For Generation X'ers, The Gathering was the millennium party not to be missed. With up to 10,000 revellers descending on Takaka Hill the predictions of mayhem were rife until the rain began to fall and fall and fall... Press reviewer Sharon McIver was among the wet bodies warding off hypothermia with constant movement.
So where were you when the clock ticked over from one millennium to the next? It is a question that we're likely to be answering for the rest of our lives, so with this in mind I took myself off to one of the few places - and the only one with more than a dozen people present - where I could imagine myself being able to forget about the hype and hoopla associated with the big event, and just enjoy.
The place where a year ago I had discovered a love of camping, a love of dance music, and most surprising, a love of New Year - The Gathering.
I imagined spending that unavoidable nigt blissfully circulating around the seven dance zones, finding just the right sounds to match my mood, and combating the effects of extended dancing by taking in an outdoor movie.
Just before dawn I would make my way to the peaceful tribal zone where I would watch the sun come up to the primitive beats of hand-made drums.
How very different it was. December 31 dawned wet and bloody miserable. A collection of tents, portaloos and dirt tracks lapped by widening pools of water and the rain showing no signs of letting up. I was struck by the irony of the situation. All the organisation in the world (and The Gathering was very organised) is no weapon when the gods get bored by our self-obsession with mortal time and decide to amuse themselves at our expense.
Strangely, though (or maybe because) my New Year celebrations were so vastly different to how I had envisaged them, I suspect that they will hold even greater significance over years to come.
When the music stopped shortly after midnight - which only seconds before had been pounding out of each of the main zones - I initially wondered if, in a truly perverse fashion, the Gathering people had decided to celebrate the moment with a minute's silene, but the real reason soon became clear.
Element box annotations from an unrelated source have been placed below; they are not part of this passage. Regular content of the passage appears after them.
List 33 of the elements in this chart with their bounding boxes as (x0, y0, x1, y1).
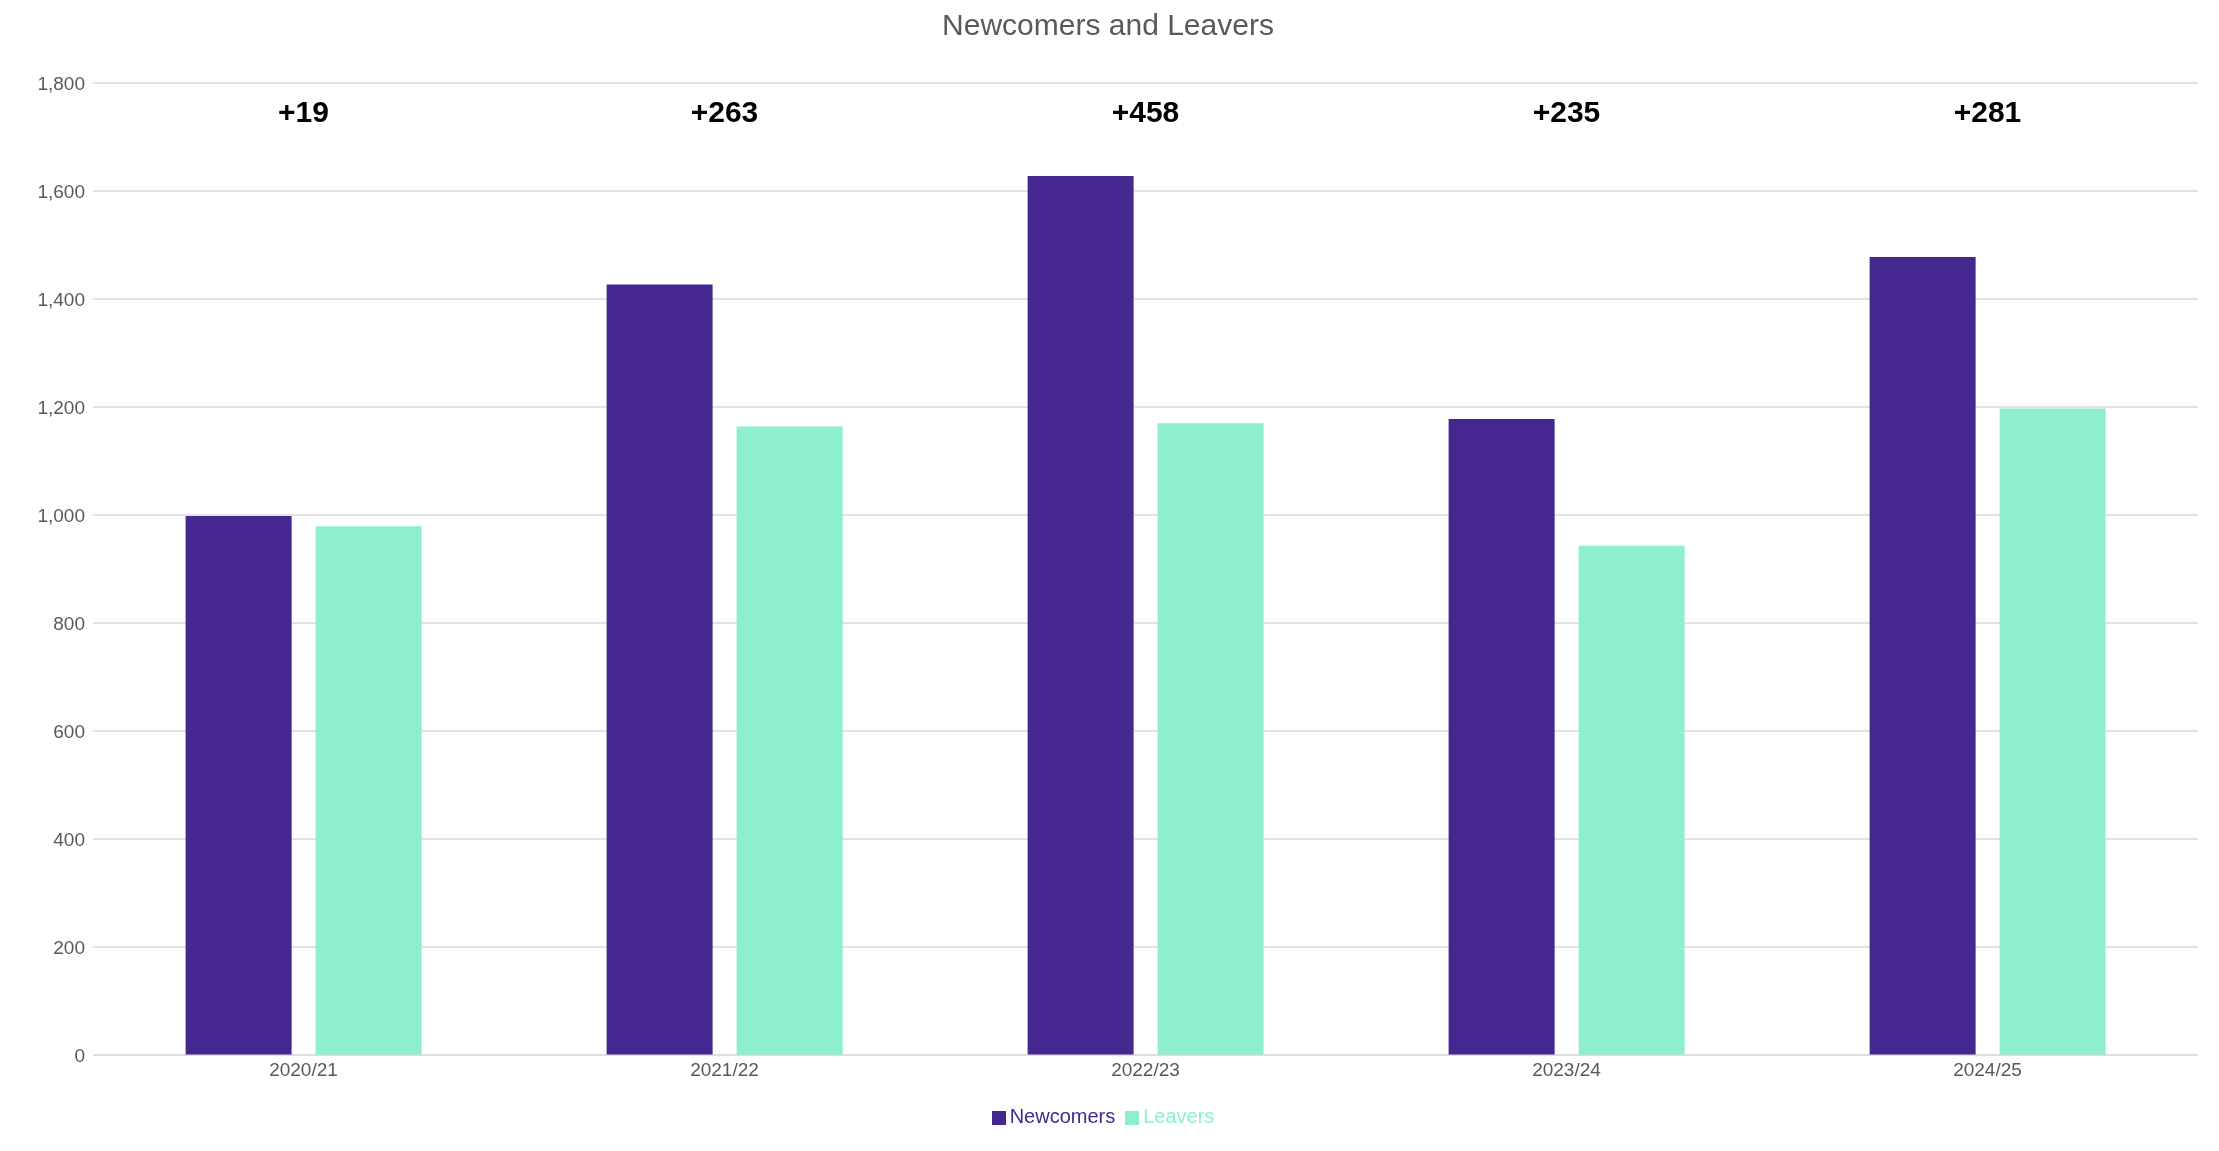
bar (315, 526, 422, 1055)
y-tick-label: 400 (53, 828, 85, 850)
y-tick-label: 1,200 (37, 396, 85, 418)
annotation: +263 (690, 94, 759, 128)
annotation: +235 (1532, 94, 1601, 128)
x-tick-label: 2020/21 (269, 1059, 338, 1081)
bar (1869, 256, 1976, 1055)
bar (736, 426, 843, 1055)
bar (1999, 408, 2106, 1055)
annotation: +19 (278, 94, 329, 128)
annotation: +281 (1953, 94, 2022, 128)
x-tick-label: 2021/22 (690, 1059, 759, 1081)
bar (1578, 545, 1685, 1055)
y-tick-label: 800 (53, 612, 85, 634)
y-tick-label: 600 (53, 720, 85, 742)
x-tick-label: 2023/24 (1532, 1059, 1602, 1081)
legend-label: Newcomers (1009, 1105, 1116, 1127)
chart-title: Newcomers and Leavers (941, 8, 1275, 43)
bar (606, 284, 713, 1055)
y-tick-label: 1,800 (37, 72, 85, 94)
bar (1027, 175, 1134, 1055)
x-tick-label: 2024/25 (1953, 1059, 2022, 1081)
x-tick-label: 2022/23 (1111, 1059, 1180, 1081)
legend-label: Leavers (1143, 1105, 1215, 1127)
y-tick-label: 0 (74, 1044, 85, 1066)
y-tick-label: 200 (53, 936, 85, 958)
bar (1448, 418, 1555, 1055)
bar (1157, 423, 1264, 1055)
y-tick-label: 1,000 (37, 504, 85, 526)
y-tick-label: 1,400 (37, 288, 85, 310)
y-tick-label: 1,600 (37, 180, 85, 202)
annotation: +458 (1111, 94, 1180, 128)
bar (185, 516, 292, 1055)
And when it did, it sent a shockwave of recognition from the top of my rain-drenched head right through to my mud-encased toes. The promised midnight surprise was a beautifully performed karakia and waiata broadcast through all the speakers.
The poignancy was tangible - here in the midst of one of the most beautiful areas in the country at the most talked-about moment of time for decades (past and future) was a reminder of the importance of the land.
And the land itself was putting paid to any grandiose man-made ideas of self-importance.
As I left The Gathering a day early because of the rain (eventually the whole party wound up with the mass evacuation of more that 300 muddy people in various stages of exposure [see note 1]) I experienced a simiar sense of self-awareness as I had the year before. But whereas last year's experience had been about freeing inhibitions and simply enjoying the moment, this time I came away with a heightened sense of insouciance and a wariness of doing battle with circumstances completely beyond my control.
In the future, when asked how I spent the first minutes of the new millennium, I will be reminded of just how insignificant in the greater scheme of things human beings really are.
As for The Gathering, all the rain in the world could not put me off, and it remains at the top of my list of things to do this time next year.
WebEd's corrections
note 1
This is inaccurate reporting. Approximately 300 people left The Gathering site on January 2 on buses, as they had always planned to do. We provide a bus service between both Nelson & Motueka and The Gathering site for people who do not have their own vehicles. This year, around 300 people chose to use that service. They were not evacuated and the situation was never an emergency, they were simply leaving.
We took 40 Gatherers suffering from mild hypothermia to Motueka Salvation Army hall where they were checked out by St John Ambulance staff, and given food and warm clothes before being taken to Nelson College for the night. We took these Gatherers off the hill BEFORE their situation became serious.